Stability is the enemy of progress. Yes, I said it. I cringe to pen the words, but it makes so much sense to me now. Maybe not in our personal lives but in the world of business, markets and products, stability of the environment leads to stagnation.

When a category doesn’t experience intense rivalry between players, the overall quality of services, products, advertising, and customer choice inevitably becomes mediocre. We are wired to give our best mostly when in the mix of a challenging environment. Ease hardly creates excellence.

Chaos is needed.

This is why governments enforce anti-trust regulations. In principle, these laws exist to encourage competition by limiting the market power of any firm. In practice, it happens that ‘gentlemen’s agreements’ happen where firms collude to stifle competition, usually under the premise of not competing away profits for everyone.

Once companies in a sector begin to collude to keep new players out or to arbitrarily keep prices high, governments who know why they exist pull the rug from under them. Companies need to actively be competing for customers to get the best value. This shouldn’t be left to governments, competing firms should drive this on their own.
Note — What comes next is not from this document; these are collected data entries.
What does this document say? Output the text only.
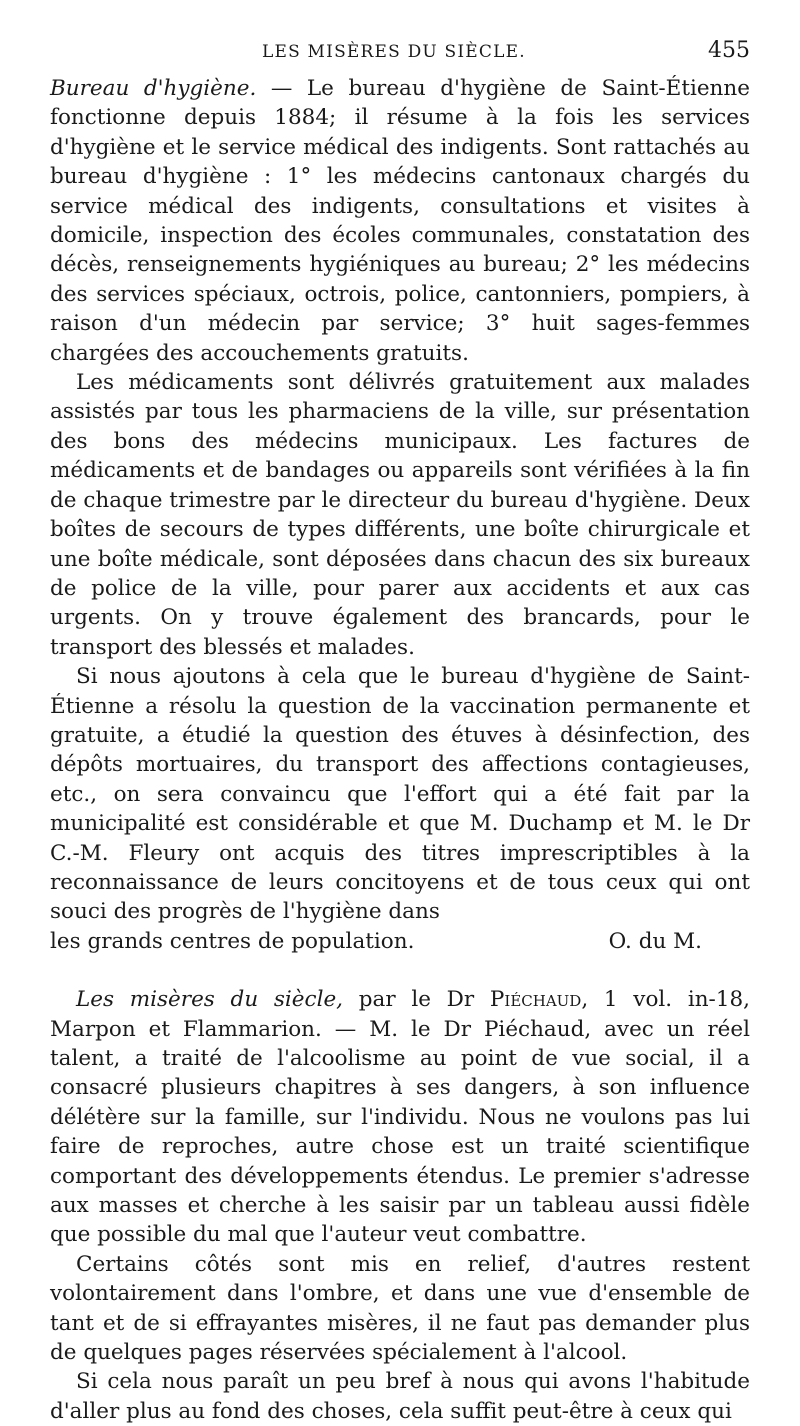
LES MISÈRES DU SIÈCLE.	455

Bureau d'hygiène. — Le bureau d'hygiène de Saint-Étienne fonctionne depuis 1884; il résume à la fois les services d'hygiène et le service médical des indigents. Sont rattachés au bureau d'hygiène : 1° les médecins cantonaux chargés du service médical des indigents, consultations et visites à domicile, inspection des écoles communales, constatation des décès, renseignements hygiéniques au bureau; 2° les médecins des services spéciaux, octrois, police, cantonniers, pompiers, à raison d'un médecin par service; 3° huit sages-femmes chargées des accouchements gratuits.

Les médicaments sont délivrés gratuitement aux malades assistés par tous les pharmaciens de la ville, sur présentation des bons des médecins municipaux. Les factures de médicaments et de bandages ou appareils sont vérifiées à la fin de chaque trimestre par le directeur du bureau d'hygiène. Deux boîtes de secours de types différents, une boîte chirurgicale et une boîte médicale, sont déposées dans chacun des six bureaux de police de la ville, pour parer aux accidents et aux cas urgents. On y trouve également des brancards, pour le transport des blessés et malades.

Si nous ajoutons à cela que le bureau d'hygiène de Saint-Étienne a résolu la question de la vaccination permanente et gratuite, a étudié la question des étuves à désinfection, des dépôts mortuaires, du transport des affections contagieuses, etc., on sera convaincu que l'effort qui a été fait par la municipalité est considérable et que M. Duchamp et M. le Dr C.-M. Fleury ont acquis des titres imprescriptibles à la reconnaissance de leurs concitoyens et de tous ceux qui ont souci des progrès de l'hygiène dans

les grands centres de population.	O. du M.

Les misères du siècle, par le Dr Piéchaud, 1 vol. in-18, Marpon et Flammarion. — M. le Dr Piéchaud, avec un réel talent, a traité de l'alcoolisme au point de vue social, il a consacré plusieurs chapitres à ses dangers, à son influence délétère sur la famille, sur l'individu. Nous ne voulons pas lui faire de reproches, autre chose est un traité scientifique comportant des développements étendus. Le premier s'adresse aux masses et cherche à les saisir par un tableau aussi fidèle que possible du mal que l'auteur veut combattre.

Certains côtés sont mis en relief, d'autres restent volontairement dans l'ombre, et dans une vue d'ensemble de tant et de si effrayantes misères, il ne faut pas demander plus de quelques pages réservées spécialement à l'alcool.

Si cela nous paraît un peu bref à nous qui avons l'habitude d'aller plus au fond des choses, cela suffit peut-être à ceux qui
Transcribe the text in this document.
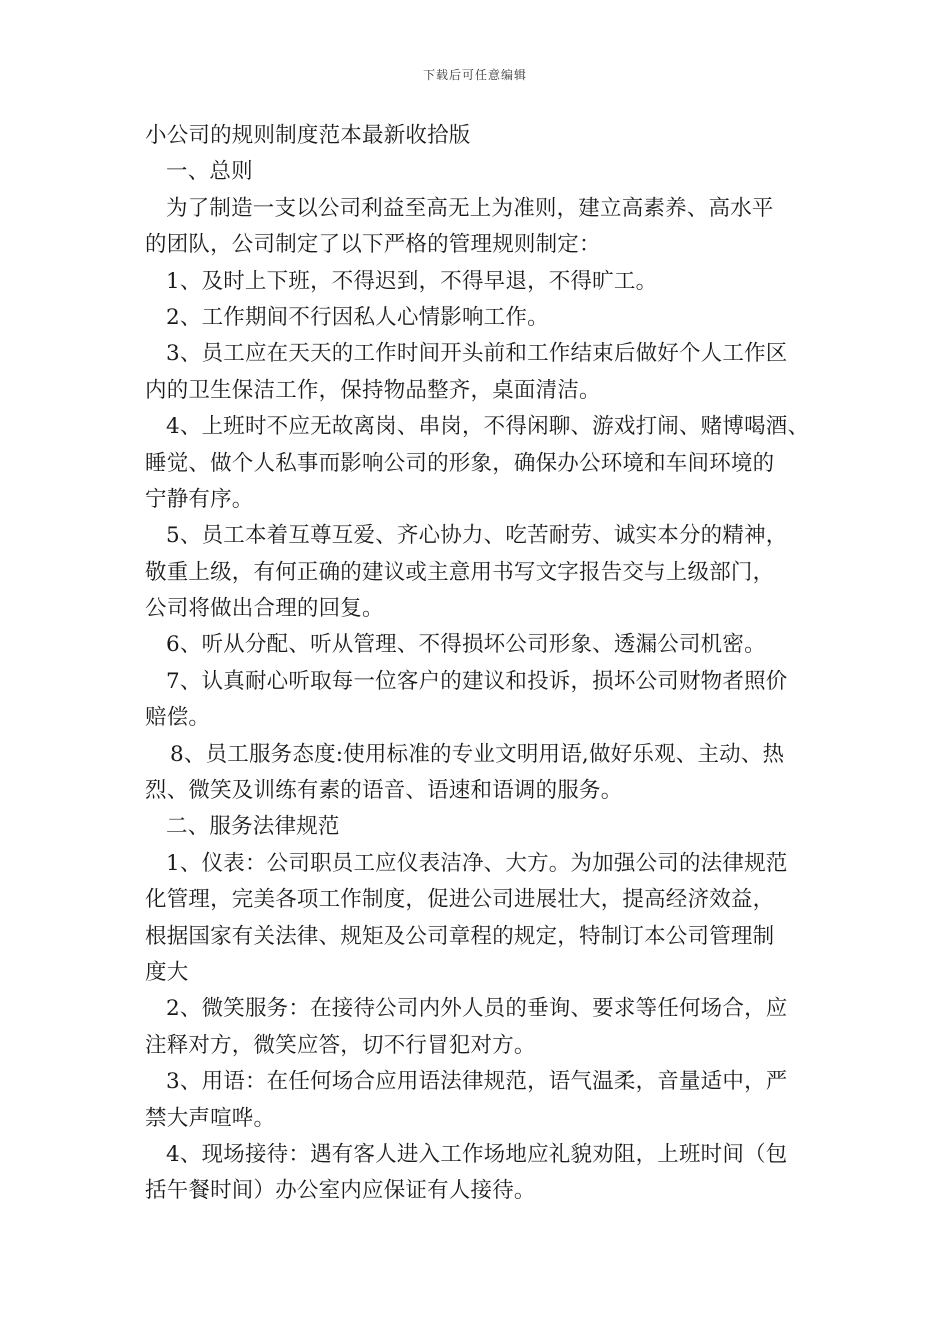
下载后可任意编辑
小公司的规则制度范本最新收拾版
一、总则
为了制造一支以公司利益至高无上为准则，建立高素养、高水平
的团队，公司制定了以下严格的管理规则制定：
1、及时上下班，不得迟到，不得早退，不得旷工。
2、工作期间不行因私人心情影响工作。
3、员工应在天天的工作时间开头前和工作结束后做好个人工作区
内的卫生保洁工作，保持物品整齐，桌面清洁。
4、上班时不应无故离岗、串岗，不得闲聊、游戏打闹、赌博喝酒、
睡觉、做个人私事而影响公司的形象，确保办公环境和车间环境的
宁静有序。
5、员工本着互尊互爱、齐心协力、吃苦耐劳、诚实本分的精神，
敬重上级，有何正确的建议或主意用书写文字报告交与上级部门，
公司将做出合理的回复。
6、听从分配、听从管理、不得损坏公司形象、透漏公司机密。
7、认真耐心听取每一位客户的建议和投诉，损坏公司财物者照价
赔偿。
8、员工服务态度:使用标准的专业文明用语,做好乐观、主动、热
烈、微笑及训练有素的语音、语速和语调的服务。
二、服务法律规范
1、仪表：公司职员工应仪表洁净、大方。为加强公司的法律规范
化管理，完美各项工作制度，促进公司进展壮大，提高经济效益，
根据国家有关法律、规矩及公司章程的规定，特制订本公司管理制
度大
2、微笑服务：在接待公司内外人员的垂询、要求等任何场合，应
注释对方，微笑应答，切不行冒犯对方。
3、用语：在任何场合应用语法律规范，语气温柔，音量适中，严
禁大声喧哗。
4、现场接待：遇有客人进入工作场地应礼貌劝阻，上班时间（包
括午餐时间）办公室内应保证有人接待。
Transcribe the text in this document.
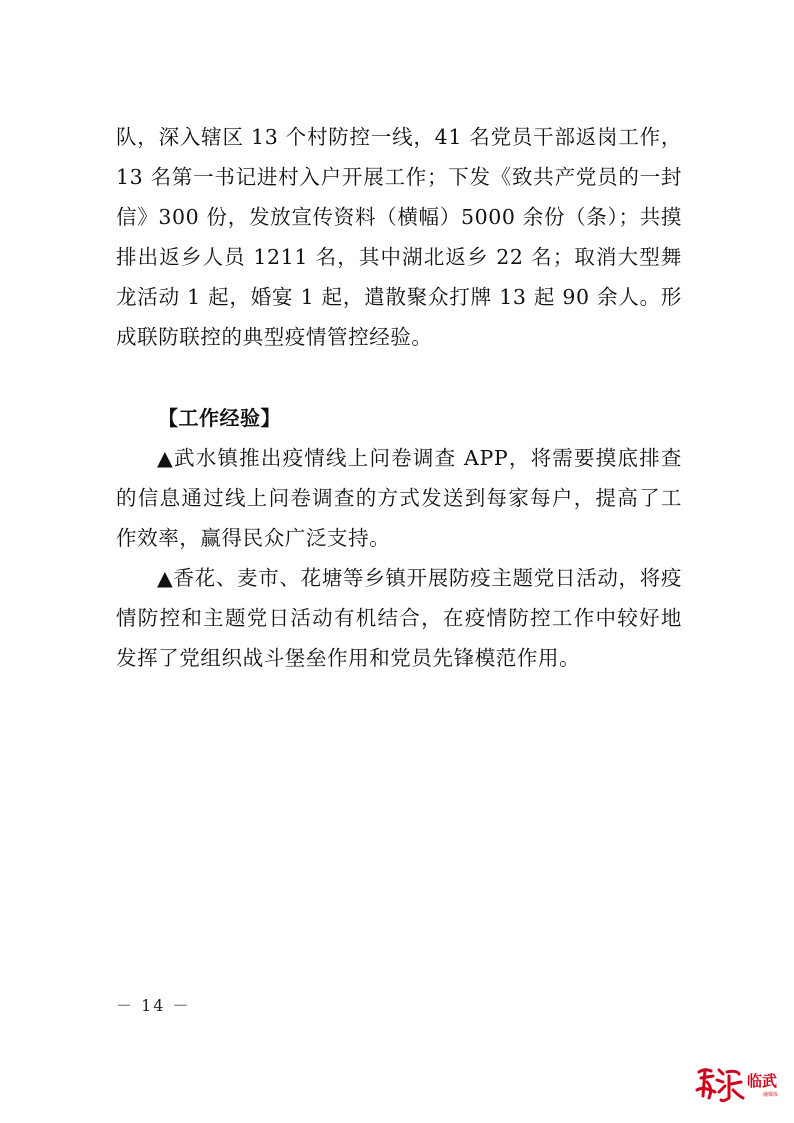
队，深入辖区 13 个村防控一线，41 名党员干部返岗工作，13 名第一书记进村入户开展工作；下发《致共产党员的一封信》300 份，发放宣传资料（横幅）5000 余份（条）；共摸排出返乡人员 1211 名，其中湖北返乡 22 名；取消大型舞龙活动 1 起，婚宴 1 起，遣散聚众打牌 13 起 90 余人。形成联防联控的典型疫情管控经验。

【工作经验】

▲武水镇推出疫情线上问卷调查 APP，将需要摸底排查的信息通过线上问卷调查的方式发送到每家每户，提高了工作效率，赢得民众广泛支持。

▲香花、麦市、花塘等乡镇开展防疫主题党日活动，将疫情防控和主题党日活动有机结合，在疫情防控工作中较好地发挥了党组织战斗堡垒作用和党员先锋模范作用。

－ 14 －
临武
融媒体
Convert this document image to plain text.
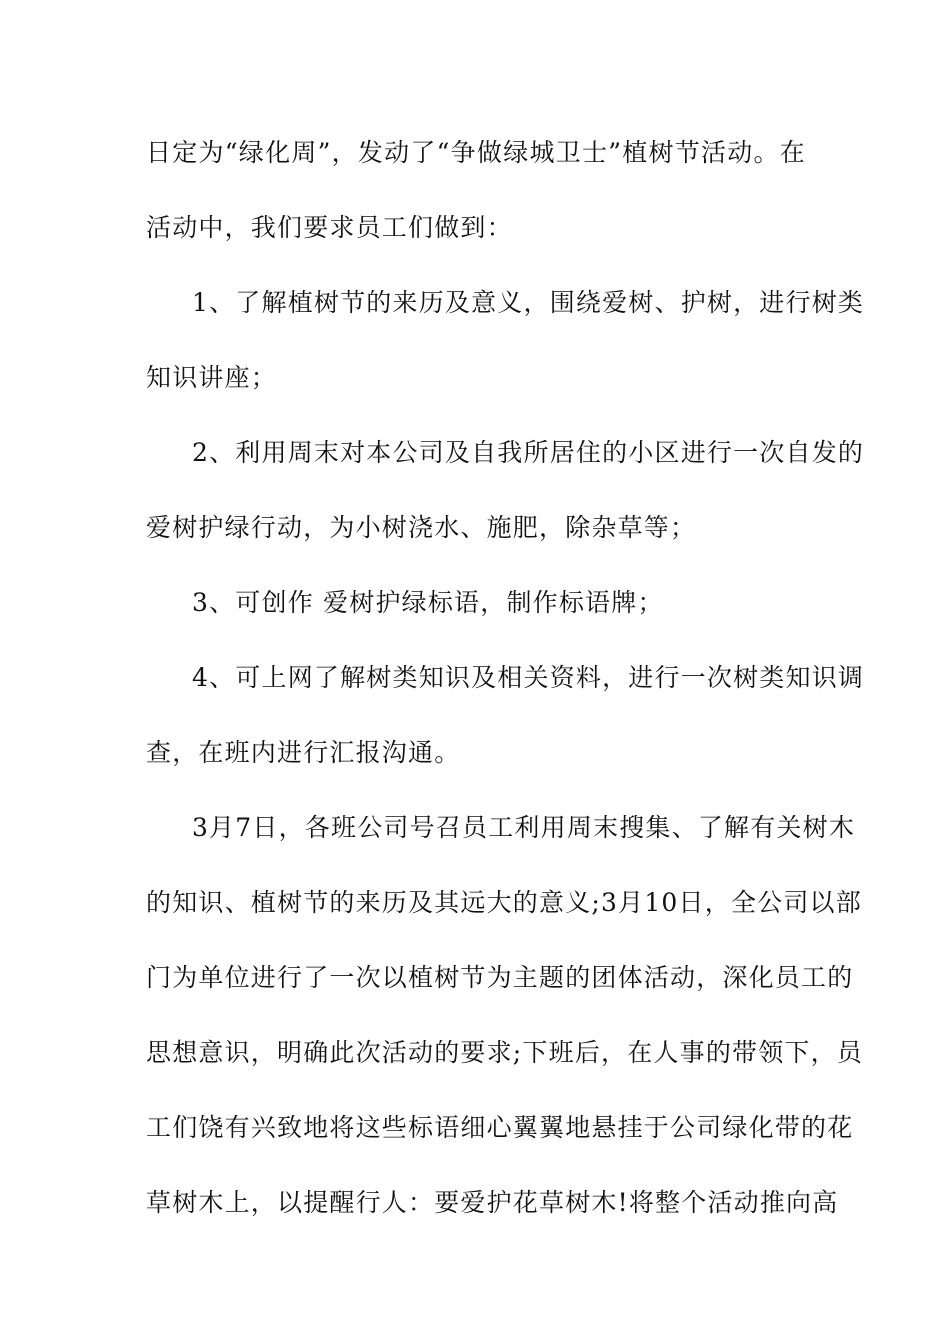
日定为“绿化周”，发动了“争做绿城卫士”植树节活动。在
活动中，我们要求员工们做到：
1、了解植树节的来历及意义，围绕爱树、护树，进行树类
知识讲座；
2、利用周末对本公司及自我所居住的小区进行一次自发的
爱树护绿行动，为小树浇水、施肥，除杂草等；
3、可创作 爱树护绿标语，制作标语牌；
4、可上网了解树类知识及相关资料，进行一次树类知识调
查，在班内进行汇报沟通。
3月7日，各班公司号召员工利用周末搜集、了解有关树木
的知识、植树节的来历及其远大的意义;3月10日，全公司以部
门为单位进行了一次以植树节为主题的团体活动，深化员工的
思想意识，明确此次活动的要求;下班后，在人事的带领下，员
工们饶有兴致地将这些标语细心翼翼地悬挂于公司绿化带的花
草树木上，以提醒行人：要爱护花草树木!将整个活动推向高
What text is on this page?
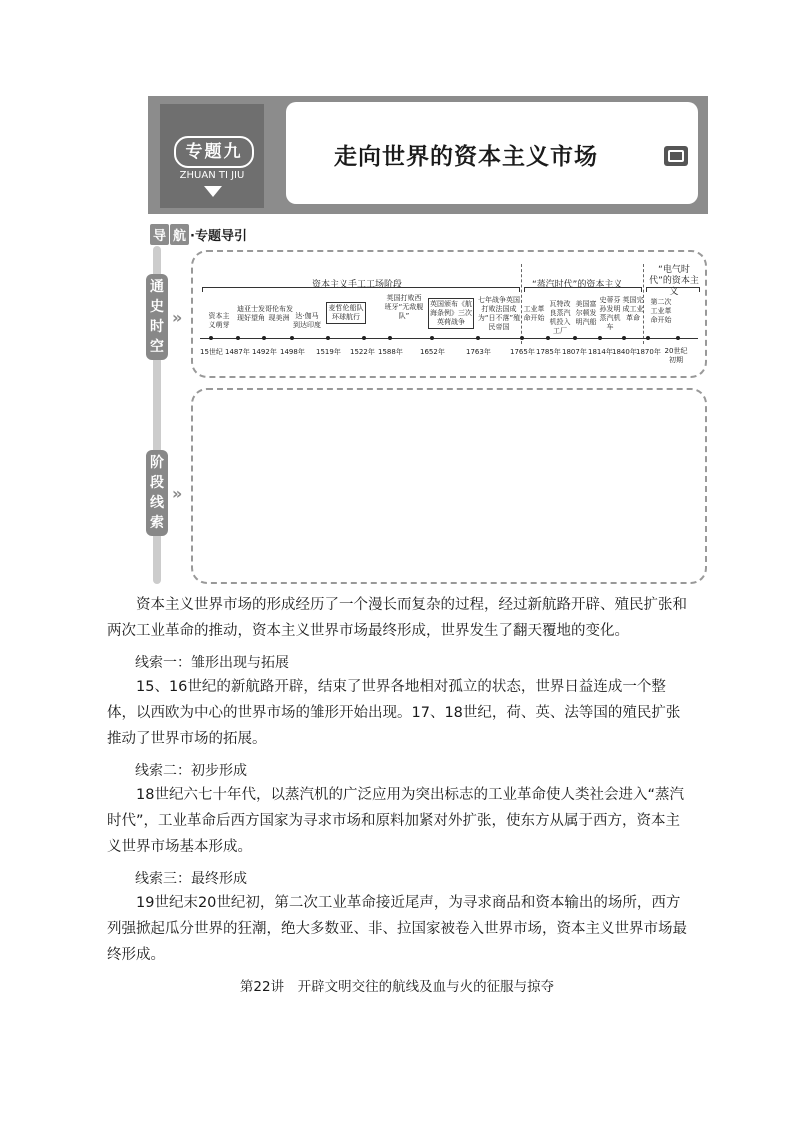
专题九
ZHUAN TI JIU
走向世界的资本主义市场
导 航 ·专题导引
通
史
时
空
»
阶
段
线
索
»
资本主义手工工场阶段	“蒸汽时代”的资本主义
“电气时代”的资本主义
资本主义萌芽
迪亚士发现好望角
哥伦布发现美洲 达·伽马到达印度
麦哲伦船队环球航行
英国打败西班牙“无敌舰队”
英国颁布《航海条例》三次英荷战争
七年战争英国打败法国成为“日不落”殖民帝国
工业革命开始
瓦特改良蒸汽机投入工厂
美国富尔顿发明汽船
史蒂芬孙发明蒸汽机车
英国完成工业革命
第二次工业革命开始
15世纪 1487年 1492年 1498年 1519年 1522年 1588年 1652年	1763年	1765年 1785年 1807年 1814年 1840年 1870年 20世纪初期
资本主义世界市场的形成经历了一个漫长而复杂的过程，经过新航路开辟、殖民扩张和两次工业革命的推动，资本主义世界市场最终形成，世界发生了翻天覆地的变化。
线索一：雏形出现与拓展
15、16世纪的新航路开辟，结束了世界各地相对孤立的状态，世界日益连成一个整体，以西欧为中心的世界市场的雏形开始出现。17、18世纪，荷、英、法等国的殖民扩张推动了世界市场的拓展。
线索二：初步形成
18世纪六七十年代，以蒸汽机的广泛应用为突出标志的工业革命使人类社会进入“蒸汽时代”，工业革命后西方国家为寻求市场和原料加紧对外扩张，使东方从属于西方，资本主义世界市场基本形成。
线索三：最终形成
19世纪末20世纪初，第二次工业革命接近尾声，为寻求商品和资本输出的场所，西方列强掀起瓜分世界的狂潮，绝大多数亚、非、拉国家被卷入世界市场，资本主义世界市场最终形成。
第22讲　开辟文明交往的航线及血与火的征服与掠夺
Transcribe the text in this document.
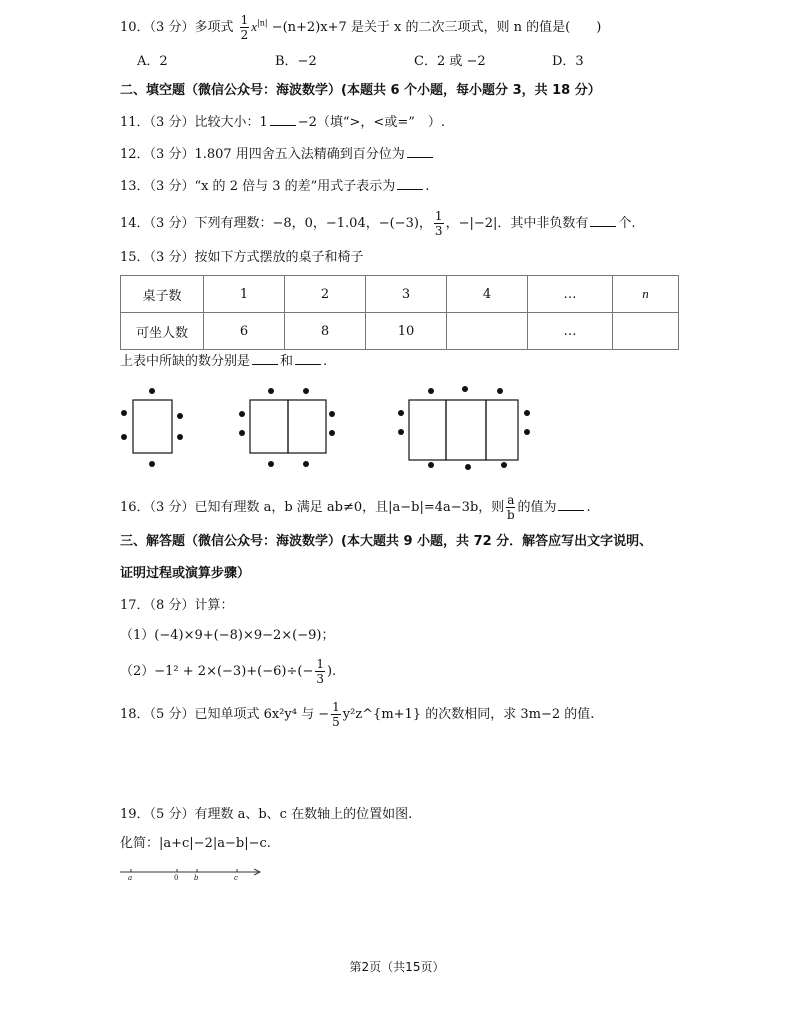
10．（3 分）多项式 $\frac{1}{2} x^{|n|} -(n+2)x+7$ 是关于 x 的二次三项式，则 n 的值是(　　)
A．2	B．−2	C．2 或 −2	D．3
二、填空题（微信公众号：海波数学）(本题共 6 个小题，每小题分 3，共 18 分）
11．（3 分）比较大小：1 −2（填“>，<或=”　）.
12．（3 分）1.807 用四舍五入法精确到百分位为
13．（3 分）“x 的 2 倍与 3 的差”用式子表示为 .
14．（3 分）下列有理数：−8，0，−1.04，−(−3)， $\frac{1}{3}$ ，−|−2|．其中非负数有 个.
15．（3 分）按如下方式摆放的桌子和椅子
桌子数	1	2	3	4	…	n
可坐人数	6	8	10		…	
上表中所缺的数分别是 和 .
a	0 b	c
16．（3 分）已知有理数 a，b 满足 ab≠0，且|a−b|=4a−3b，则 $\frac{a}{b}$ 的值为 .
三、解答题（微信公众号：海波数学）(本大题共 9 小题，共 72 分．解答应写出文字说明、
证明过程或演算步骤）
17．（8 分）计算：
（1）(−4)×9+(−8)×9−2×(−9)；
$(2)-1^2 + 2\times(-3)+(-6)\div(- \frac{1}{3}$ ).
18．（5 分）已知单项式 6x²y⁴ 与 − $\frac{1}{5}$ y²z^{m+1} 的次数相同，求 3m−2 的值.
19．（5 分）有理数 a、b、c 在数轴上的位置如图.
化简：|a+c|−2|a−b|−c.
第2页（共15页）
When was the last time you saw an industry where a particular player always launched a new service or innovation that didn’t provoke its competitors to ‘respond’? In a previous life, that word gave me constant whiplash. ‘Responding’ to the competition was not to be debated, it was an imperative. At the time I probably thought it was excessive but now I see that not only did we give our best work in such periods of chaos, the customers were spoilt for choice as competing players did their best to attract their patronage.

In recent times there sometimes seems to be a conspiracy of mediocrity. Many sectors are showing an almost gentlemanly agreement to push out sameness. If I don’t rock your boat, you wont rock my boat. The customers are ultimately the losers here as most of those who should be competing to delight them are trying rather not to push too far ahead of the pack, lest too much value is destroyed.

I understand this. No one wants to have increasing costs and shrinking profits but this will happen anyway if we all try not to rock the boat. Companies and their brands need to be pushing the edges of innovation as much as they can to create new value that can be monetized.

When Meta pushed out its Threads app within days of the tweet restriction drama from Twitter HQ, it was a breath of fresh air for text based social networking. Elon Musk had gotten so comfortable with the idea that Twitter (or X…jeez) could never be bested. The jury is out on how well Threads will fare but mercifully twitter users will be better respected by their landlord because a stronger challenger has entered their orbit.

Source: www.gulfnews.com

The only way for advances in product development, markets and new customers to rise a slumbering sector, indeed an economy is when we embrace chaos.

The struggle to delight, to best others in a field where we play must be embraced.

Let us not embrace the uncertain illusion of calm to avoid value destruction

New value will emerge when we seek out chaos.

That prickly man in Westeros said it best ‘Chaos is a ladder’.